トップメッセージ

「日本発のグローバル企業」として、世界の医療により大きな貢献を果たしていきます

代表取締役社長CEO 佐藤慎次郎

代表取締役社長CEO
佐藤慎次郎

株主の皆様には、日頃よりテルモグループの事業活動にご理解、ご支援を賜り、心より御礼申し上げます。

2019年度は、5カ年の中長期成長戦略の3年目、折り返し点にあたります。目標達成へ向けて大きく前進させる重要な一年です。これまでの2カ年を振り返りますと、昨年夏に一部製品に出荷遅延が発生したものの、すべてのカンパニーが足並みを揃えて成長への歩みを進めることができています。

世界の医療を取り巻く環境は大きく変化しつつあり、既存の仕組みや制度を時代遅れのものとしてしまうパラダイムシフトが起きる可能性があります。デジタル化やロボット医療などの技術革新に加えて、医療経済性へのニーズの高まりも顕著です。少子高齢化など社会構造上の課題も顕在化しており、これまでにない新しいソリューションが世界的に求められています。テルモは変化を待ち受けるのではなく、変化を機会ととらえて、攻めの姿勢をもって新しい医療に挑戦していきたいと考えています。

各事業のグローバル展開は着実に進展しています。
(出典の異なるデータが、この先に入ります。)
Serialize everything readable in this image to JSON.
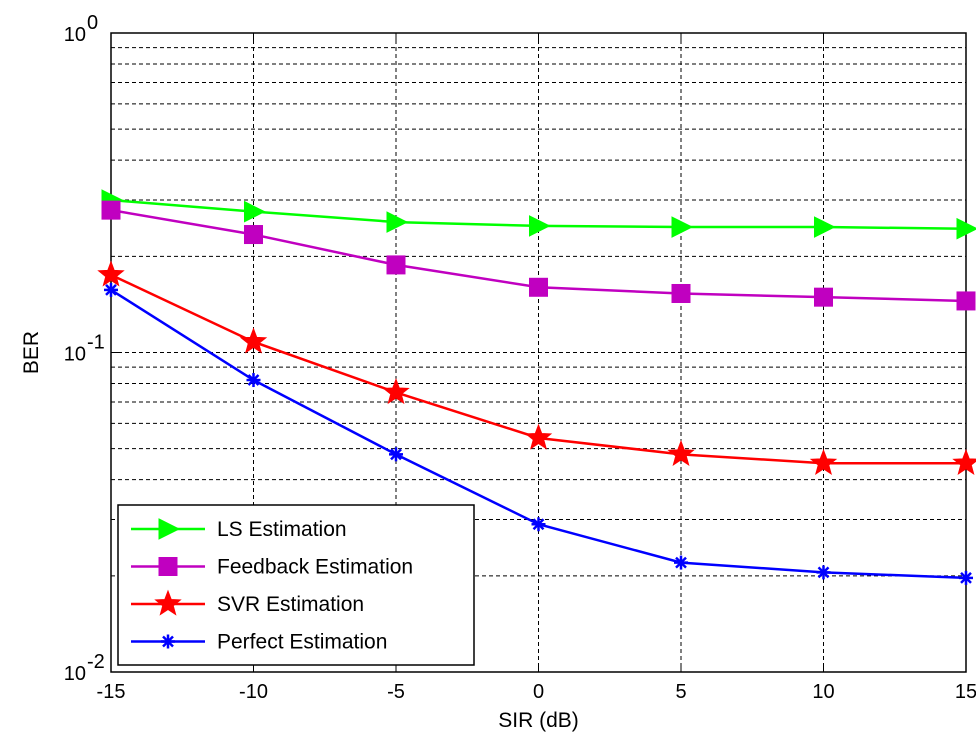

今や先進国、新興国、それぞれに特徴ある医療市場が形成されつつあり、均一的なグローバル標準化戦略ばかりでなく選択的なローカル市場戦略も必要になっています。例えば中国や一部の新興国市場では、現地生産品の重要性が増しています。一方、競争環境が一段と厳しい先進国市場における成長のカギは、テルモの多様性を生かしたグループ総合力の最大化にあります。日本にかぎらず、米国、欧州においてもコラボレーションを追求していきます。

グローバル化の進展に応じて、この度、企業理念体系を新たに制定しました。今やテルモグループの8割を占めるアソシエイトは外国籍で、人材の多様化が加速しています。25,000人を超えるアソシエイトが共通の価値観および行動原則をもつことで、グローバル企業としての一体感を醸成し、グローバルブランドの強化を図ってまいります。

今後とも一層のご理解とご支援を賜りますよう、お願い申し上げます。